Purchase COnditions
By accepting the quotation you agree to these conditions.
Article 1. Product and price
1.1. Buyer is obliged to pay seller an amount, hereinafter referred to as “purchase price”, as accepted.
1.2. The accepted amount is deposited into account number NL50 ABNA0109 6054 89 in the name of Spa Firma BV
1.3. Buyer immediately pays a deposit of at least 30%. 1.4. The remaining (70%) amount must be paid 3 days before delivery.
Article 2. Transfer and delivery
2.1. The transfer and delivery of the product by seller to buyer will take place by delivery of the product to buyer, at a location made known by seller.
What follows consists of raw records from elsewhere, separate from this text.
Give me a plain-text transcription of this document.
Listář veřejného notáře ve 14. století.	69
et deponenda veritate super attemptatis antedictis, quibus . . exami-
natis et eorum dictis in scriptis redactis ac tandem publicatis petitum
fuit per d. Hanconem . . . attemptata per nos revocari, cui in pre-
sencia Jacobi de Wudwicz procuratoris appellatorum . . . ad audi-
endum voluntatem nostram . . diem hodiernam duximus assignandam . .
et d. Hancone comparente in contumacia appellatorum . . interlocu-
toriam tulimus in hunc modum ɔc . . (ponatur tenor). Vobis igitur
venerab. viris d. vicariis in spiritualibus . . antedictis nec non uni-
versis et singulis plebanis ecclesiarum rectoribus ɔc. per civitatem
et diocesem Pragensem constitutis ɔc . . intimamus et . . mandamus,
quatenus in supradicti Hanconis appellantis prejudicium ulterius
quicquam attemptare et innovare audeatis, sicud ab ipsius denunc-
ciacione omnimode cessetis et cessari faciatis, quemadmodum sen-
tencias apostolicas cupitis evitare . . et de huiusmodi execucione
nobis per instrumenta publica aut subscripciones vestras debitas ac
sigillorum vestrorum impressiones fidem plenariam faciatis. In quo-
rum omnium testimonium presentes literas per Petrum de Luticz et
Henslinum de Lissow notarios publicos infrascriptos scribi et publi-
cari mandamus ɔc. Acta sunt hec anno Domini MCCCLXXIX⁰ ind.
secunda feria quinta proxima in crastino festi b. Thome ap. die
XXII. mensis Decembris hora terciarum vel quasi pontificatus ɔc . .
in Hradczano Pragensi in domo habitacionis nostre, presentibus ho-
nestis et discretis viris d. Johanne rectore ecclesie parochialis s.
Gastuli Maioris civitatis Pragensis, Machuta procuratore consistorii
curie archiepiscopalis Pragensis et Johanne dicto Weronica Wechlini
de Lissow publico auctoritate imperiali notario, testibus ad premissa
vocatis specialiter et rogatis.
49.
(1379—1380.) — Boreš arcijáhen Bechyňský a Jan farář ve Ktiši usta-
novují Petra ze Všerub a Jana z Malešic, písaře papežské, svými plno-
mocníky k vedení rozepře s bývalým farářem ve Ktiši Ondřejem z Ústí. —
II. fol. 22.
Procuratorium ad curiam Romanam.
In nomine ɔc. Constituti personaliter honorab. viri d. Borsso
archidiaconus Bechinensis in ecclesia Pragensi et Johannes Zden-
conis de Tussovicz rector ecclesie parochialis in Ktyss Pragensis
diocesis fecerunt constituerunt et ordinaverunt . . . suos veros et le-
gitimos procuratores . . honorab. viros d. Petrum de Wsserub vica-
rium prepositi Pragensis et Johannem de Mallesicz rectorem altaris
2.2. The transfer and delivery of the product must take place at the location as indicated on the invoice.
2.3. In the event of failure to meet its payment obligation, the buyer shall owe interest from the day after the payment date in the amount of the statutory interest as referred to and in accordance with Article 6:119 of the Dutch Civil Code.
2.4. Delivery is without installation and the buyer is responsible for the installation of the product. Unless explicit agreements have been made about this in writing.
2.5. If delivery is required, the product will be delivered to the door and must be brought in by the buyer himself.
Article 3. The seller’s obligations
3.1. Seller is obliged to transfer ownership of the product to buyer on the agreed date, including accessories.
3.2. Seller must guarantee that the items he delivers correspond to this agreement and thus meet the legal conformity requirements.
Article 4. The obligations of the buyer
4.1. The buyer is obliged to pay the remainder to the seller three days before the agreed time.
4.2. The buyer is obliged to collect the product or have it delivered within two weeks after the product is available.
4.3. If the buyer cannot collect or have the product delivered within two weeks, storage costs will be charged.
Article 5. Notice of default and termination
5.1 If one of the parties, after having been put in default, is or remains negligent for eight days in the fulfillment of one or
more of its obligations arising from this purchase agreement, the other party of the negligent party may sue the negligent party for this
terminate the purchase agreement without judicial intervention by means of a written statement to the negligent party.
5.2 If the buyer terminates the purchase agreement after a period of time, the negligent party will owe a fine
be thirty percent (30%) of the purchase price.
5.3 If the buyer is unable to take delivery for whatever reason, the amount of the down payment will be considered as payment of the penalty.
Article 6. Force Majeure
6.1. In the event of force majeure, the fulfillment by the seller and/or buyer of the obligations arising from this agreement shall be suspended in whole or in part for the duration of such force majeure, without the parties being liable to each other for any compensation in this respect. A case of force majeure shall be notified to the other party in writing, submitting the necessary evidence. 6.2. Force majeure in relation to this agreement shall also be understood to mean the failure or untimely fulfillment by a third party of the obligations that it has undertaken towards the seller or buyer.
6.3. If the force majeure situation persists for longer than 2 months, the other party shall have the right to terminate the agreement.
6.4. If the buyer terminates the purchase agreement after suspension, the defaulting party shall owe a fine
of thirty percent (30%) of the purchase price as stated in article 5.2.
Article 7. Liability
7.1. Seller guarantees that the product it supplies and delivers complies with this agreement and therefore meets the legal conformity requirements.
Article 8. Guarantees
8.1. There is a warranty period of 2 years after delivery date. During this period, the seller will repair all defects at his own expense insofar as they are attributable to material, construction or design errors. Damage due to incorrect use is not covered by the warranty.
8.2. The seller only provides a warranty on the product. Leaks in pipes due to installation are not covered by the warranty.
Article 9. Confidentiality
9.1. Buyer and seller undertake to maintain confidentiality with regard to all data or persons of the other party which they make use of in the performance of this agreement.
Article 10. Final provision
10.1. This agreement is governed by Dutch law.